Some say that Correa’s move is a bluff — a desperate attempt to focus attention on the issue. But he seems deadly serious — barking back against a grassroots movement in Ecuador, which has insisted that the plan be followed through with, and which is currently gathering signatures for a petition to try and force the issue to a referendum. Correa has responded to this threat from his (green) Left by arguing that poverty does more environmental damage than oil drilling. Only 1% of the Yasuni is to be drilled, but this will eventually release 400 million barrels into the world.

“Countries like Ecuador are supposed to stay at a semi-developed level, as a touchstone of the natural world we have left behind.”

So why did the scheme attract so little support? Much of it was simply political. Though the actual moneys were to be held in UN trusts, Correa said that Ecuador would decide how they were spent. That, it is said, worried western donors, especially the US who see the South American leftist nations as enemies, more oriented to Russia and China, and unrespecting of the US’s implicit claim to dominance over the hemisphere.

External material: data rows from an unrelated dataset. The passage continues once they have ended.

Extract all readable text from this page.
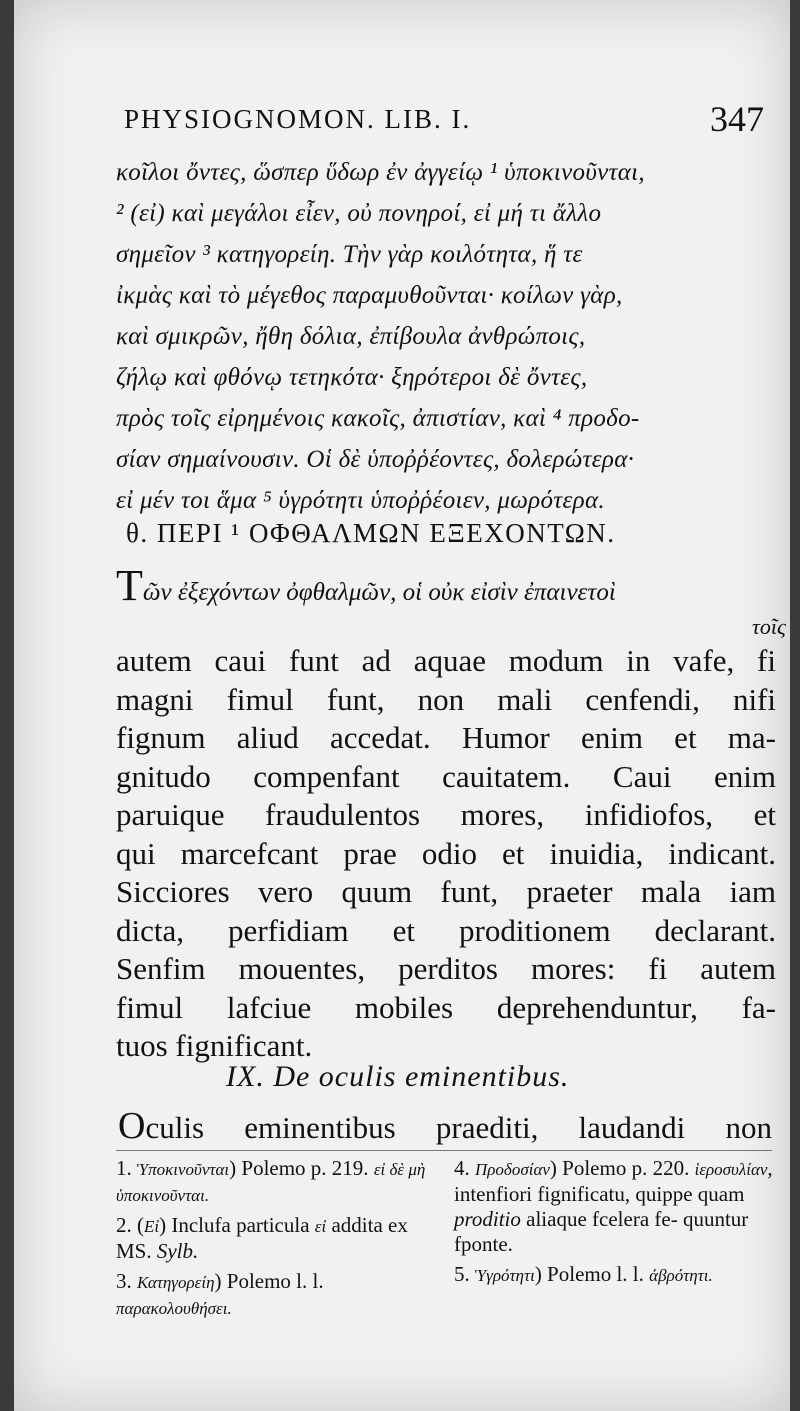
PHYSIOGNOMON. LIB. I.	347
κοῖλοι ὄντες, ὥσπερ ὕδωρ ἐν ἀγγείῳ ¹ ὑποκινοῦνται,
² (εἰ) καὶ μεγάλοι εἶεν, οὐ πονηροί, εἰ μή τι ἄλλο
σημεῖον ³ κατηγορείη. Τὴν γὰρ κοιλότητα, ἥ τε
ἰκμὰς καὶ τὸ μέγεθος παραμυθοῦνται· κοίλων γὰρ,
καὶ σμικρῶν, ἤθη δόλια, ἐπίβουλα ἀνθρώποις,
ζήλῳ καὶ φθόνῳ τετηκότα· ξηρότεροι δὲ ὄντες,
πρὸς τοῖς εἰρημένοις κακοῖς, ἀπιστίαν, καὶ ⁴ προδο-
σίαν σημαίνουσιν. Οἱ δὲ ὑποῤῥέοντες, δολερώτερα·
εἰ μέν τοι ἅμα ⁵ ὑγρότητι ὑποῤῥέοιεν, μωρότερα.
θ. ΠΕΡΙ ¹ ΟΦΘΑΛΜΩΝ ΕΞΕΧΟΝΤΩΝ.
Τῶν ἐξεχόντων ὀφθαλμῶν, οἱ οὐκ εἰσὶν ἐπαινετοὶ
τοῖς
autem caui funt ad aquae modum in vafe, fi
magni fimul funt, non mali cenfendi, nifi
fignum aliud accedat. Humor enim et ma-
gnitudo compenfant cauitatem. Caui enim
paruique fraudulentos mores, infidiofos, et
qui marcefcant prae odio et inuidia, indicant.
Sicciores vero quum funt, praeter mala iam
dicta, perfidiam et proditionem declarant.
Senfim mouentes, perditos mores: fi autem
fimul lafciue mobiles deprehenduntur, fa-
tuos fignificant.
IX. De oculis eminentibus.
Oculis eminentibus praediti, laudandi non
1. Ὑποκινοῦνται) Polemo p. 219. εἰ δὲ μὴ ὑποκινοῦνται.
2. (Εἰ) Inclufa particula εἰ addita ex MS. Sylb.
3. Κατηγορείη) Polemo l. l. παρακολουθήσει.
4. Προδοσίαν) Polemo p. 220. ἱεροσυλίαν, intenfiori fignificatu, quippe quam proditio aliaque fcelera fe- quuntur fponte.
5. Ὑγρότητι) Polemo l. l. ἀβρότητι.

But the crucial culprit appears to be, surprise, Germany, whose capacity to screw things up seems unrivalled.

The pre-2009 “grand-coalition” government of the CDU and SDP had been behind the deal. But in 2009 Angela Merkel increased the vote of the CDU, and was able to drop the centre-left SDP from the coalition, and govern with the free-market FDP. At that point, FDP secretary-general Dirk Niebel took over the Ministry of Economic Co-operation and Development, from a left SDP minister Heidemarie Wieczorek-Zeul. Zeul was a strong supporter of the Yasuni-ITT proposal. Niebel was against it and killed off Germany’s participation in it, explicitly arguing that it would do nothing for either reducing emissions or protecting biodiversity. (The world had its revenge – in the recent German elections, the FDP, the only serious anglo-style classical liberal outfit on the European continent, had its vote wiped out, losing its party status).

Many people — from both sides — have blamed Correa for being intransigent on the money issue, which may or may not be the case. But the man is playing a tricky game with national sovereignty, and around Ecuador’s single largest export sector, so the issues are complex.

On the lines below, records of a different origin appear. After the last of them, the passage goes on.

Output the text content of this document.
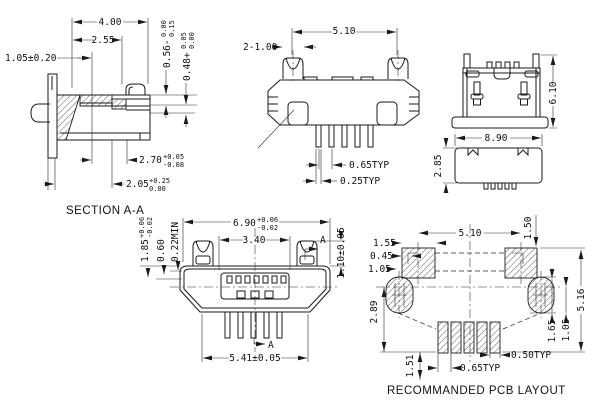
4.00
2.55
1.05±0.20	0.56-
0.00 0.15
0.48+
0.05 0.00
2.70 +0.05
-0.08
2.05 +0.25
0.00
5.10
2-1.00
0.65TYP
0.25TYP
6.10
8.90
2.85
SECTION A-A
6.90 +0.06
-0.02
3.40	A 1.10±0.05
1.85
+0.06 -0.02
0.60 0.22MIN
A
5.41±0.05
5.10	1.50
1.55
0.45
1.05
2.89
1.51	0.65TYP
0.50TYP
1.65 1.05
5.16
RECOMMANDED PCB LAYOUT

What is more interesting is the way in which that national sovereignty issue is treated when a global issue is involved. Ecuador has been accused of blackmail, a “give us the money or we’ll shoot the trees” policy.

The charge is bizarre. From the time that green politics went mainstream, there has been a barely concealed criticism for the brown politics of developing nations. The developed nations are by now, all deforested — that’s how they became developed. The developing nations, still stuck with actual nature, are then charged with the individual cost of maintaining them and forgoing the value of extraction. Presuming that we, as a species, not only need a forested biosphere, but that we want to retain the particular qualities of the Yunasi, the cost is as much ours to bear as Ecuador’s, for the same reason that the cost of managing Uluru does not fall entirely on the local municipality.

Were every country of equal income and with a proportionate burden of biosphere that wouldn’t be the case. But the world ain’t like that, and the idea that developing nations should bear the burden of such costs alone is not only unfair, not only hides the history of colonialism, and the environmental costs of our own development — it also has a barely disguised primitivist agenda. Countries like Ecuador are supposed to stay at a semi-developed level, as a touchstone of the natural world we have left behind. When they depart from that, they bear unique calumny for the entire environmental crisis. Meanwhile for want of the price of a mid-size naval cruiser, the developing world has abdicated its responsibilities.

Two degrees by the end of the century? At the very least.